Since my last piece on Factor-Based Investing in the Corporate Bond Market, both the research into this topic and tools available have come a long way. Just as with our equity counterparts, rich new datasets such as environmental, social, and governance (ESG) and liquidity have found their place in both the portfolio construction and management workflows of the fixed-income portfolio manager. New quantitative tools have made the factor research process far more seamless than it was even just a few short years ago.
Despite the availability of tools, true factor-based corporate bond portfolios haven’t yet become as ubiquitous as traditional fixed-income strategies, which has left fertile ground for the development of new strategies in this space. In this piece, I explore the entire workflow, from bottom-up factor construction to backtesting a composite strategy.
Since our target asset class in this case is corporate bonds, we have a wide variety of factors available for research on both the security as well as the ultimate issuer level.
On the security level, I focused on two of the most commonly used factor styles—risk and momentum. Within the low-risk category, I focused mainly on highly rated short-dated debt, and for momentum I’ve used changes in spread, Duration Times Spread (DTS), and total return over various horizons. While I’ve used simple analytics and basic transformations, a full array of statistical and arithmetic functions is available for the more enterprising quant credit analyst.
The ability to analyze issuer-level characteristics opens a rich swath of factors focusing on liquidity, debt capital structure, and creditworthiness of corporate issuers. Here it’s important that your credit parent database is timestamped, as frequent M&A activity between issuers means the characteristics that might drive total return need to be linked to the correct period at the point in time under analysis. In my example, I’ve used the constituents of the Bloomberg Barclays Global Aggregate and their ultimate issuers.
For my analysis I’ve focused on two main issuer-level analytics types, ESG and issuer level debt position and use of cash.
All these factors combined will allow me to eventually test a strategy of whether low risk, high momentum, high ESG, liquid issues where the issuer uses cash to service debt promptly can outperform the universe benchmark.

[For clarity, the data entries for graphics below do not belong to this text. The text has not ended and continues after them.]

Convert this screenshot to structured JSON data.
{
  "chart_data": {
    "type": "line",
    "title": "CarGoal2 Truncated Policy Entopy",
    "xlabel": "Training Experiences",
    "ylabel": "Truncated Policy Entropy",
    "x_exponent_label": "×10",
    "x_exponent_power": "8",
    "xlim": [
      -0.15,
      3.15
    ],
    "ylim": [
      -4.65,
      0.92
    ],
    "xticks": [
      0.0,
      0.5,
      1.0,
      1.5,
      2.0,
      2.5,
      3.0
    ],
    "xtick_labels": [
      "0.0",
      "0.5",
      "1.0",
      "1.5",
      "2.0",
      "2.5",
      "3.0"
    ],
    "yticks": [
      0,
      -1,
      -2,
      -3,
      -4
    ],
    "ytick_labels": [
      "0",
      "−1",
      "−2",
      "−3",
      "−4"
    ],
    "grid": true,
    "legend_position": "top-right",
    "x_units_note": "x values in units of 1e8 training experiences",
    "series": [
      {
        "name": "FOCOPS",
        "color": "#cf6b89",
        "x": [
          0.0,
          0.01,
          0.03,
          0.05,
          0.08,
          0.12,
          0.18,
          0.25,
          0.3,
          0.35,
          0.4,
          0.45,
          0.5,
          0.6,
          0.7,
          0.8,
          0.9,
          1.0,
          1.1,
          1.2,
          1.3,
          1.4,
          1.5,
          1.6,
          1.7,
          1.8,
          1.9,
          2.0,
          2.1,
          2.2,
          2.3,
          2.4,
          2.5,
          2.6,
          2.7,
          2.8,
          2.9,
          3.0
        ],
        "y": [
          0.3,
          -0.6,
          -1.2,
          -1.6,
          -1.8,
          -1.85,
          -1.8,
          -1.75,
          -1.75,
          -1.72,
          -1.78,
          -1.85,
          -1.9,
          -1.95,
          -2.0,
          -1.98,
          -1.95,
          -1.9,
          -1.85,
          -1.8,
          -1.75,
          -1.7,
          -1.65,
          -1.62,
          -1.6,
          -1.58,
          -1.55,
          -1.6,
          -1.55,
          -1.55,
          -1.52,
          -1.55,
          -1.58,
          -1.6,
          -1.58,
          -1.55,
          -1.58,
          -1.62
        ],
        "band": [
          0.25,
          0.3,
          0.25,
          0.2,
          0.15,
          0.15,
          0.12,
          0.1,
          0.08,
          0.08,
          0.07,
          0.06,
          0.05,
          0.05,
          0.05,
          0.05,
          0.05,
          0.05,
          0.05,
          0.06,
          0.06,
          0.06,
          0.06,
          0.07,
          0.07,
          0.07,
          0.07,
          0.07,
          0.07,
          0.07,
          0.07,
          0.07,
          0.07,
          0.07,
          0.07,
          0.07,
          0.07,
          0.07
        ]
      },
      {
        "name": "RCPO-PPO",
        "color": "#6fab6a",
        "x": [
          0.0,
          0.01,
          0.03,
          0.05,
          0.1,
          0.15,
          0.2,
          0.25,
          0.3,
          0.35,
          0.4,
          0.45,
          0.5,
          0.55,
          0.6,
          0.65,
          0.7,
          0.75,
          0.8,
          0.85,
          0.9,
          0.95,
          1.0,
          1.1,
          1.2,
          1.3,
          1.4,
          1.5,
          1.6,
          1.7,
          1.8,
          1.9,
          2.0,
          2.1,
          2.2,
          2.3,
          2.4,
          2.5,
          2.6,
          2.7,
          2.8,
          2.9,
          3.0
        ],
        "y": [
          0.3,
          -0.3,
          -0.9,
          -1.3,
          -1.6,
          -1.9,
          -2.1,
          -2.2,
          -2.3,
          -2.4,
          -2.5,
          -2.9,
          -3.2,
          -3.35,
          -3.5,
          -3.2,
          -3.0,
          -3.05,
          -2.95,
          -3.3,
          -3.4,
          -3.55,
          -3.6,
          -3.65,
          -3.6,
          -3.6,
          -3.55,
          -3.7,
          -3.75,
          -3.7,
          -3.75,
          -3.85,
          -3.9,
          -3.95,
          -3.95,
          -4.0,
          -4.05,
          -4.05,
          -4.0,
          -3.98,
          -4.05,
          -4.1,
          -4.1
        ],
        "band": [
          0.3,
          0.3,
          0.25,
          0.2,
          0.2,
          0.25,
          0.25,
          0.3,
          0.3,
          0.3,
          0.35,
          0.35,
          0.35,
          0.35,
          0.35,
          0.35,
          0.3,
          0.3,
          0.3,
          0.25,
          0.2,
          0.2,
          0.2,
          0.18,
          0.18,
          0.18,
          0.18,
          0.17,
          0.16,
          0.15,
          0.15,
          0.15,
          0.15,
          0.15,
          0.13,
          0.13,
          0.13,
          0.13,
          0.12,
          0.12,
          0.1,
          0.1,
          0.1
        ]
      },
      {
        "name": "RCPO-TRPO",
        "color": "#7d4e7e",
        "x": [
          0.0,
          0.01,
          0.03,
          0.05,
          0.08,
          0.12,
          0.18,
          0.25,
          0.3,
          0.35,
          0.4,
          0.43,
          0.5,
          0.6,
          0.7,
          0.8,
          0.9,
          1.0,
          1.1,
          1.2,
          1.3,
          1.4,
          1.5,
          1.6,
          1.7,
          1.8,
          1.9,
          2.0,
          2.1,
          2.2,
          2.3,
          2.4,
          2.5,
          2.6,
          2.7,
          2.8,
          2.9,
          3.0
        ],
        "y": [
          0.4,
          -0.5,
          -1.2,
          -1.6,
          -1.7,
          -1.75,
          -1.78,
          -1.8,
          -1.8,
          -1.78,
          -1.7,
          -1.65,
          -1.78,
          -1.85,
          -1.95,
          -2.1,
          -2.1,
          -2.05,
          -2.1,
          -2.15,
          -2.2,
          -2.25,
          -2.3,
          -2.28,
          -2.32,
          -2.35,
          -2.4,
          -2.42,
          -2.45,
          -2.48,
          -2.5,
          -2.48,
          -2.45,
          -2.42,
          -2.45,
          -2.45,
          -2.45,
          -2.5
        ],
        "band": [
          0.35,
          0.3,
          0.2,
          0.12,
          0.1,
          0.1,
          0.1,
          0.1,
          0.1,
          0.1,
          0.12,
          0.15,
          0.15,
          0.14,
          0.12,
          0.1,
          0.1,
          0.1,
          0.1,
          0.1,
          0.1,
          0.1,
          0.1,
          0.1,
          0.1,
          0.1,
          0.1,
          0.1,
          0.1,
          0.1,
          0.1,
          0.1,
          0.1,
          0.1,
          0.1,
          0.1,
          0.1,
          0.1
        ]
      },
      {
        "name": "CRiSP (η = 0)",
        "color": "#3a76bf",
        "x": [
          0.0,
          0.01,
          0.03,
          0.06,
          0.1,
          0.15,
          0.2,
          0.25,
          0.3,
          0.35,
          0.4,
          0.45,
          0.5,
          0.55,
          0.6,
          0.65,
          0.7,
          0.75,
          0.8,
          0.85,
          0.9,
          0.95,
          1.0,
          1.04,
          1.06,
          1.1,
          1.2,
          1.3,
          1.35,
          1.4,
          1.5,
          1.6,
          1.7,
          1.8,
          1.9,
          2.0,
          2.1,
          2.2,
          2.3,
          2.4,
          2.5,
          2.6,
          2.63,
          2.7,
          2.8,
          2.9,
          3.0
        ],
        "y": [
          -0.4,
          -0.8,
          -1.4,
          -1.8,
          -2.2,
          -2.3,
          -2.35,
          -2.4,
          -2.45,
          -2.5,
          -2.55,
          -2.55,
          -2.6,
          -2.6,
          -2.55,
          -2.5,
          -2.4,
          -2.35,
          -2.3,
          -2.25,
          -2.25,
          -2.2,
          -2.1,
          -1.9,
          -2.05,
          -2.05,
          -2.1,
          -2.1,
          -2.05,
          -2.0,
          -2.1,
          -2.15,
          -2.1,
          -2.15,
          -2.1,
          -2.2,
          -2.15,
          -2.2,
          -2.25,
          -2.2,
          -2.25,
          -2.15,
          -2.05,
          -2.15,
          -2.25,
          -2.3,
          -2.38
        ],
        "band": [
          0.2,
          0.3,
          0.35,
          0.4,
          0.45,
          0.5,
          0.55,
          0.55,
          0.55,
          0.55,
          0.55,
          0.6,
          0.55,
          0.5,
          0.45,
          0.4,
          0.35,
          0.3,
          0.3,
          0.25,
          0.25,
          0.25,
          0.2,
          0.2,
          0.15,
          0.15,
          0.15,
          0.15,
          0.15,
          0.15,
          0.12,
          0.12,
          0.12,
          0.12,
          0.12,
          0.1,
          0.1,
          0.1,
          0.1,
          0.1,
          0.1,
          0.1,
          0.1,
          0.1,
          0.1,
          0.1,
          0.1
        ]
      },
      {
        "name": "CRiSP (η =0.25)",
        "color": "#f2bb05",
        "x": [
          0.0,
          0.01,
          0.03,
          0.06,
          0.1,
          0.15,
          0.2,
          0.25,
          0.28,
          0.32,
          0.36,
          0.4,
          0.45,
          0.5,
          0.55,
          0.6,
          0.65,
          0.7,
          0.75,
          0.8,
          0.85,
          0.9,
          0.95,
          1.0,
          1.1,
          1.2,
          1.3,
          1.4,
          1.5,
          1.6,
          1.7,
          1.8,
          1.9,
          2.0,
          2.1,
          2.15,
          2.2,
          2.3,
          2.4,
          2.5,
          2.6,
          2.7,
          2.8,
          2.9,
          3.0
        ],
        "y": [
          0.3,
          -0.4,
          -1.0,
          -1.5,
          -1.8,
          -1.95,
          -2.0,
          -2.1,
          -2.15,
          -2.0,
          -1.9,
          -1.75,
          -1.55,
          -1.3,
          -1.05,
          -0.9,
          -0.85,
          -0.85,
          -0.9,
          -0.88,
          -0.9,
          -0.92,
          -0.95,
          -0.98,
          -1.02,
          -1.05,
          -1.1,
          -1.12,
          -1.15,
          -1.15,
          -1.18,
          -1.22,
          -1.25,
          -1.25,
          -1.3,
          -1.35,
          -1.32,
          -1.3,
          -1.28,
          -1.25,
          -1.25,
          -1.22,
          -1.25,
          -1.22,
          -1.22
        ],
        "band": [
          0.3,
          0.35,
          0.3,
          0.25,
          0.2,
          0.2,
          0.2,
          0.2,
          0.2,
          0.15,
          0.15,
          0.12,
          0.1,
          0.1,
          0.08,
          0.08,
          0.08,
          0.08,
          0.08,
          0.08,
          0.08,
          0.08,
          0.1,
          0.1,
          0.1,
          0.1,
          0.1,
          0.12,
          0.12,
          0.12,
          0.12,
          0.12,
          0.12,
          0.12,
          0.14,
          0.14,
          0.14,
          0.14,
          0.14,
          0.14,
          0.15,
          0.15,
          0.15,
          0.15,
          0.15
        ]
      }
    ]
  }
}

As a starting point of my quantitative analysis, I created an equally-weighted composite factor for each group (low risk, high momentum, high ESG, liquidity, and equity). Fractile analysis of the composite factors can quickly reveal their efficacy as investible signals. Here you see that both momentum and low-risk show promise, as does equity to a lesser extent.
Alternatively, your analysis could start at the individual factor level, but I’ve found I can save time by starting from the top down.
Digging deeper into the momentum factor group, I supplemented standard total return momentum factors with momentum in spread to treasury, as well as momentum in DTS. Each of these factors was calculated for a lagged period up to one month prior to the period under analysis. It’s the momentum in narrowing spread and DTS that stand out as potential factors for further investigation.
Digging deeper into the equity factor group, the factors I tested focused on issuers that have a low overall debt burden (absolute, relative to EBITDA, and relative to cash flow), as well as those where cash is used to service outstanding debt rather than issuing new equity of paying dividends. With a simple fractile analysis, two stand out as potential signals—debt/EBITDA and debt/FFO.
That’s not to say that the other factors might not be useful; their signal strength might be more evident over a different horizon or as part of a multi-factor rank.
Since I had promising factors in several groups, I wanted a way to view the significance of all factors using two measures: information coefficient and Sharpe ratio. Running a scatter plot with these axes quickly shows that our significant factors are spread across the low-risk, momentum, and equity factor groups.
As with previous research in the equity market, we see that ESG doesn’t perform well as an investible factor and is better suited as a universe limitation criterion. Similarly, liquidity shows no clear use as a signal at the return horizon I tested.
Working towards our strategy, we can combine the above factors into a single composite. Historically these composite factors would have been combined using a simple weighting scheme, but techniques have improved greatly in the last few years. In creating my composite strategy, I used the trailing month information coefficient of each of the components as the weighting, yielding the below profile.
Running the total return for my strategy factor, we see the fractile profile matches what we would expect for a significant investible factor (fractile 1 outperforms fractile 2, fractile 2 outperforms fractile 3, etc.).
When comparing securities in the top fractile to the benchmark, we see significant outperformance over the evaluation period (more than 20%). The strategy was particularly effective at amplifying the market upswing since 2018.
While this strategy doesn’t apply real-world considerations such as trading costs, turnover limits, and other mandate limits, it does provide a useful jumping-off point for deeper analysis. To further sharpen the efficacy of the factor we could analyze how it performs during various macroeconomic environments (e.g., low inflation, high QE), to help predict how it might perform in these markets in the future.
In my next piece, I will explore how a portfolio can be built around this strategy using an optimization tool and then how the relative performance of this portfolio can be explained using a fixed-income attribution methodology.